HELENA - Seven Republican legislators have asked a district judge to allow them to help the state keep on the June primary ballot a voter referendum to change how Montana Supreme Court justices are elected.
The lawmakers, through their attorney, filed a motion Monday to intervene in the case in District Court, before Judge James Reynolds.
At issue is Legislative Referendum 119, placed on the ballot by the 2011 Legislature. If approved by voters, it would require the seven Supreme Court justices to be elected from seven separate districts. The justices now are elected statewide.

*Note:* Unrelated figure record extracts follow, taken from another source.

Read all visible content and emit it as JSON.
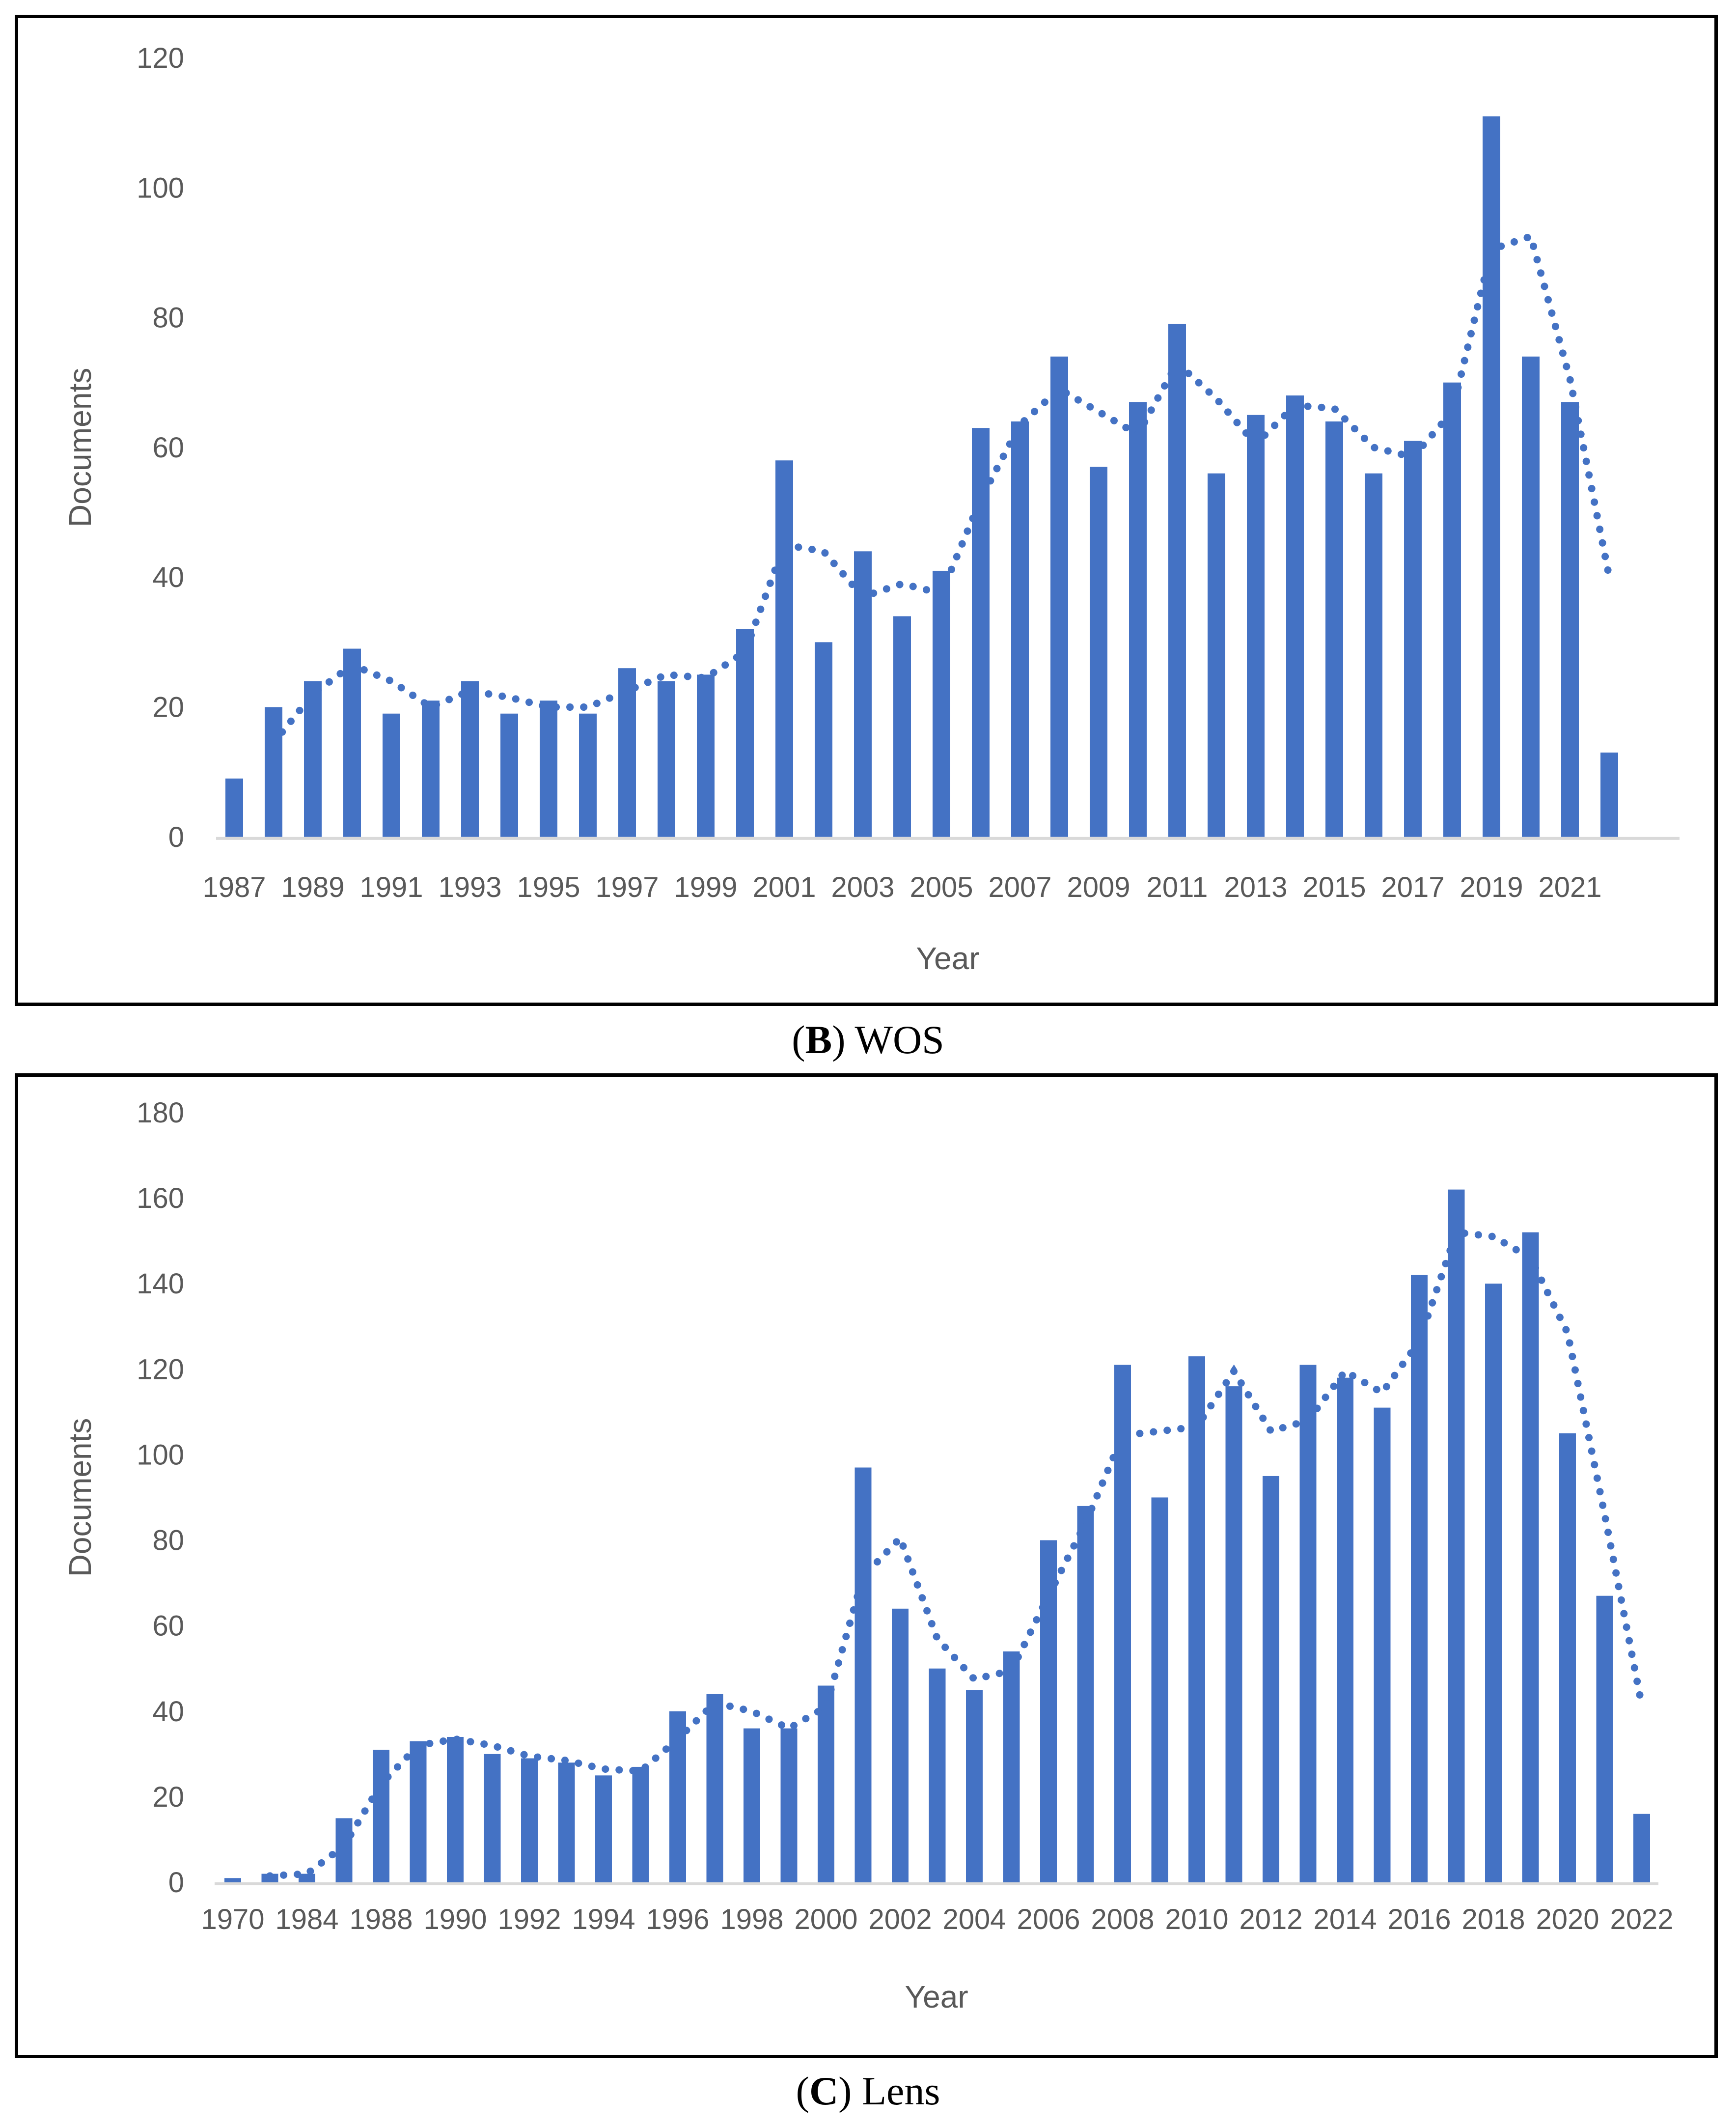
{
  "page": {
    "background": "#ffffff"
  },
  "colors": {
    "bar": "#4472C4",
    "trend": "#4472C4",
    "axis_line": "#D9D9D9",
    "tick_text": "#595959",
    "axis_title_text": "#595959",
    "panel_border": "#000000"
  },
  "captions": {
    "panel_b": {
      "open": "(",
      "letter": "B",
      "rest": ") WOS"
    },
    "panel_c": {
      "open": "(",
      "letter": "C",
      "rest": ") Lens"
    }
  },
  "chart_data": [
    {
      "id": "wos",
      "type": "bar",
      "title": "",
      "xlabel": "Year",
      "ylabel": "Documents",
      "ylim": [
        0,
        120
      ],
      "yticks": [
        0,
        20,
        40,
        60,
        80,
        100,
        120
      ],
      "grid": false,
      "legend": "none",
      "categories": [
        "1987",
        "1988",
        "1989",
        "1990",
        "1991",
        "1992",
        "1993",
        "1994",
        "1995",
        "1996",
        "1997",
        "1998",
        "1999",
        "2000",
        "2001",
        "2002",
        "2003",
        "2004",
        "2005",
        "2006",
        "2007",
        "2008",
        "2009",
        "2010",
        "2011",
        "2012",
        "2013",
        "2014",
        "2015",
        "2016",
        "2017",
        "2018",
        "2019",
        "2020",
        "2021",
        "2022"
      ],
      "xtick_labels_shown": [
        "1987",
        "1989",
        "1991",
        "1993",
        "1995",
        "1997",
        "1999",
        "2001",
        "2003",
        "2005",
        "2007",
        "2009",
        "2011",
        "2013",
        "2015",
        "2017",
        "2019",
        "2021"
      ],
      "values": [
        9,
        20,
        24,
        29,
        19,
        21,
        24,
        19,
        21,
        19,
        26,
        24,
        25,
        32,
        58,
        30,
        44,
        34,
        41,
        63,
        64,
        74,
        57,
        67,
        79,
        56,
        65,
        68,
        64,
        56,
        61,
        70,
        111,
        74,
        67,
        13
      ],
      "trendline": {
        "type": "moving_average",
        "period": 2,
        "style": "dotted"
      }
    },
    {
      "id": "lens",
      "type": "bar",
      "title": "",
      "xlabel": "Year",
      "ylabel": "Documents",
      "ylim": [
        0,
        180
      ],
      "yticks": [
        0,
        20,
        40,
        60,
        80,
        100,
        120,
        140,
        160,
        180
      ],
      "grid": false,
      "legend": "none",
      "categories": [
        "1970",
        "",
        "1984",
        "",
        "1988",
        "1989",
        "1990",
        "1991",
        "1992",
        "1993",
        "1994",
        "1995",
        "1996",
        "1997",
        "1998",
        "1999",
        "2000",
        "2001",
        "2002",
        "2003",
        "2004",
        "2005",
        "2006",
        "2007",
        "2008",
        "2009",
        "2010",
        "2011",
        "2012",
        "2013",
        "2014",
        "2015",
        "2016",
        "2017",
        "2018",
        "2019",
        "2020",
        "2021",
        "2022"
      ],
      "xtick_labels_shown": [
        "1970",
        "1984",
        "1988",
        "1990",
        "1992",
        "1994",
        "1996",
        "1998",
        "2000",
        "2002",
        "2004",
        "2006",
        "2008",
        "2010",
        "2012",
        "2014",
        "2016",
        "2018",
        "2020",
        "2022"
      ],
      "values": [
        1,
        2,
        2,
        15,
        31,
        33,
        34,
        30,
        29,
        28,
        25,
        27,
        40,
        44,
        36,
        36,
        46,
        97,
        64,
        50,
        45,
        54,
        80,
        88,
        121,
        90,
        123,
        116,
        95,
        121,
        118,
        111,
        142,
        162,
        140,
        152,
        105,
        67,
        16
      ],
      "trendline": {
        "type": "moving_average",
        "period": 2,
        "style": "dotted"
      }
    }
  ]
}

A group of voters, including some delegates to the 1972 Montana Constitutional Convention, filed a lawsuit in November to strike the measure from the ballot. They contended LR-119 is an illegal attempt to amend the Montana Constitution and thus should be removed from the ballot.
The seven legislators seeking to intervene to keep LR-119 on the June 5 ballot each represent people from one of the proposed Supreme Court districts under the referendum.

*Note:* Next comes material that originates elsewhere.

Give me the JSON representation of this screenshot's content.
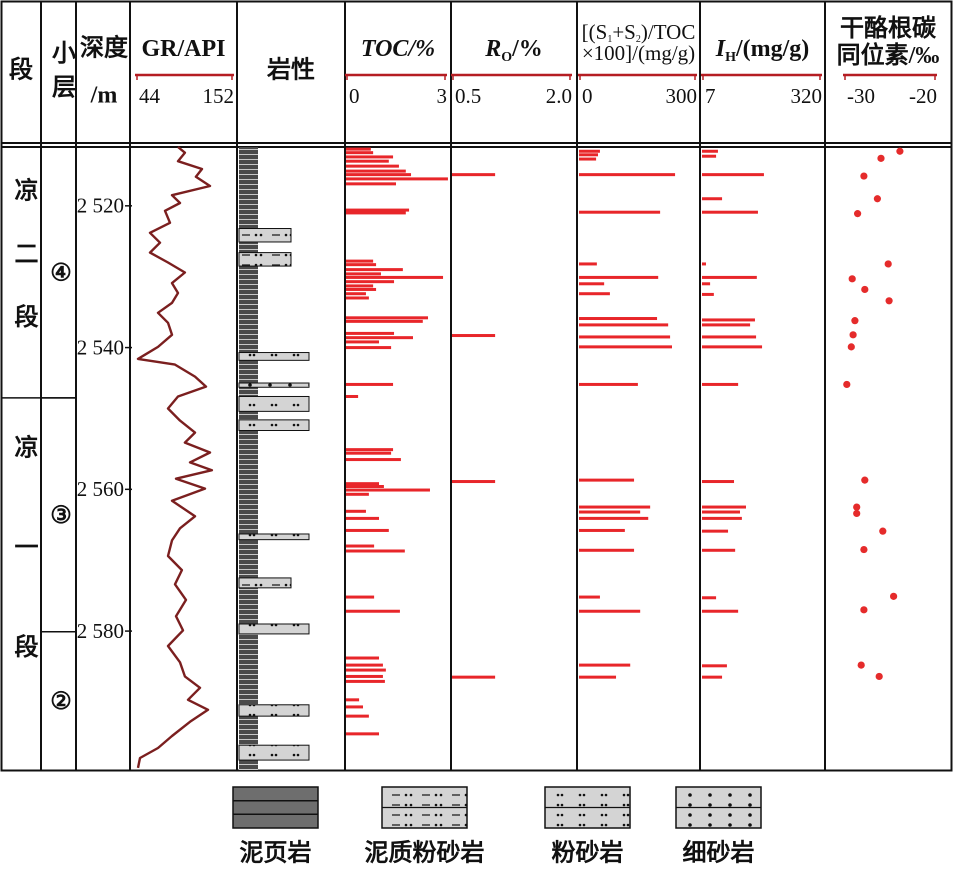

"The (legislators') voting rights are directly impacted by the disposition of this case," wrote their attorney, state Sen. Art Wittich, R-Bozeman. "As residents and voters of the proposed seven districts, the intervenors have a substantial interest in the subject matter of this action and should be allowed to intervene."
The legislators petitioning are: Sens. Joe Balyeat of Bozeman, sponsor of the bill; Edward Walker, of Billings; and Greg Hinkle, of Thompson Falls; and Reps. Mark Blasdel, of Somers, Ryan Osmundson, of Buffalo; Matthew Rosendale, of Glendive and Kelly Flynn, of Townsend.
"We have joined to defend against this lawsuit because there is no more important right in a democracy than the right to vote," Wittich said in a news release.
Wittich said the lawsuit seeks to strip Montanans of their choice on a referendum that's already on the ballot.
"We oppose that kind of legal maneuvering," he said.